It's it's pretty impressive stuff. Yeah. So she um, like we said, she did some pretty uh to us dumb dumbs in America seem like exotic traveling trips. But if you lived in England at the time, it's no big deal to go to Egypt and check out the Pyramids. That was if you had a little dough that was a pretty common vacation that you might take. So she did stuff like that, and she was exposed to um

exotic locales and use those in her work. Uh. In her very first novel, even Snow Upon the Desert, she wrote when she was like twenty two or twenty three years old, I think, and uh, you know, she had a hard time getting published at first because she was a young woman. Yeah, she was rejected out of hand. Um. And apparently also she started writing um because her sister told her that she probably wouldn't be able to write a mystery novel, which I love, so she did. She

wrote the what was it? Snow on? What? Snow upon the Desert? Snow upon the Desert? And she was very young then, um. And in between the time she wrote Snow upon the Desert and The Mysterious Affair at Styles, which would be her first published book, I believe she um wedged a lot of life in there in the form of getting married to a guy named Archibald Archie Christie.

And one of the things about Agatha Christie is that she was she never she wasn't a born writer, even though she did right as a younger person, like you were saying, like, she wasn't like a She just didn't

want to be a writer as a kid. And she ended up writing really seriously after she and Archie Christie got married, because Archie Christie wasn't particularly wealthy and couldn't necessarily care for her himself, so she started writing to to make money, which some people suspect is the reason she got into mystery writing in the first place because there was a very very popular genre.

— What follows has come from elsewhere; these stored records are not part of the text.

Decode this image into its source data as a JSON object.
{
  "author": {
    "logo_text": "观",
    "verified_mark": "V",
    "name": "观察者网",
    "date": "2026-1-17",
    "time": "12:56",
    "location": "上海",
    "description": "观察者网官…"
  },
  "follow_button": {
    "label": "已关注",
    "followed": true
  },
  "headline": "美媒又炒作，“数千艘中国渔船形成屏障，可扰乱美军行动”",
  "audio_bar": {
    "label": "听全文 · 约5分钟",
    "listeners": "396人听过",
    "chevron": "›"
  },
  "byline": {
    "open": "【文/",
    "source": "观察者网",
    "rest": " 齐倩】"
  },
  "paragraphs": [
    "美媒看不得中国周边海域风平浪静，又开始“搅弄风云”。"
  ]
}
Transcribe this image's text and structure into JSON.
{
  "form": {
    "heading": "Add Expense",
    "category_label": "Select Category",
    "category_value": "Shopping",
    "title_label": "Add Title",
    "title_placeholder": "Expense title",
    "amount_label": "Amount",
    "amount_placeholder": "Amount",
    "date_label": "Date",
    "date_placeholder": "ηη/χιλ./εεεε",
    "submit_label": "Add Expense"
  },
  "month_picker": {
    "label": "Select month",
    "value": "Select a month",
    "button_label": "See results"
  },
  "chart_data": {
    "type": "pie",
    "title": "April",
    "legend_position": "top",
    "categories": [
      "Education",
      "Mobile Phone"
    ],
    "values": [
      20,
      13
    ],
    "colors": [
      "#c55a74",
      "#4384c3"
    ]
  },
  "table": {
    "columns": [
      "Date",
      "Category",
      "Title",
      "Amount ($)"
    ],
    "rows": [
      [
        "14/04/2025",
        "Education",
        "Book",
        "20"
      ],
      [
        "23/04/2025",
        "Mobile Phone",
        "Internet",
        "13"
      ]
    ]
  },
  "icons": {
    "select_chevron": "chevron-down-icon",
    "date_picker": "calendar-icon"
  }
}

Even Yeah, well it makes sense, so she had the skills to pay the bills. It turns out that's right. Uh. They were

married nineteen fourteen. He was kind of promptly sent to fight in the Great War in France and she worked at a pharmacist at a war hospital during that period, and this is where she learned a lot about potions and poisons and pharmaceuticals and things that she would there's a lot of poisoning that goes on in her books. Um, and she later in her career, I think she actually would consult with doctors and stuff like that because she

wanted everything to be really medically accurate. But early and she learned a lot about this stuff from her work in the pharmacy. We just kind of cool and ghoulish, you know. She's like, how exactly would a person die from this bottle that I'm holding? So yeah, and apparently, um, most of the deaths in her books are poisoning, and like you were saying, like you ray rarely see the person die. They just come upon the body, and most of the times the poison body. Sometimes there there was

violence visited upon them. But for the most part is a body that was found poisoned to death. Yeah, and that's a good vehicle for a mystery novel because you know there's no murder weapon per se. There I guess there's the poison bottle. But it can often be very vague a poisoning death, like could it have been a heart attack? Like you have to kind of suss out at first whether or not it was even a murder.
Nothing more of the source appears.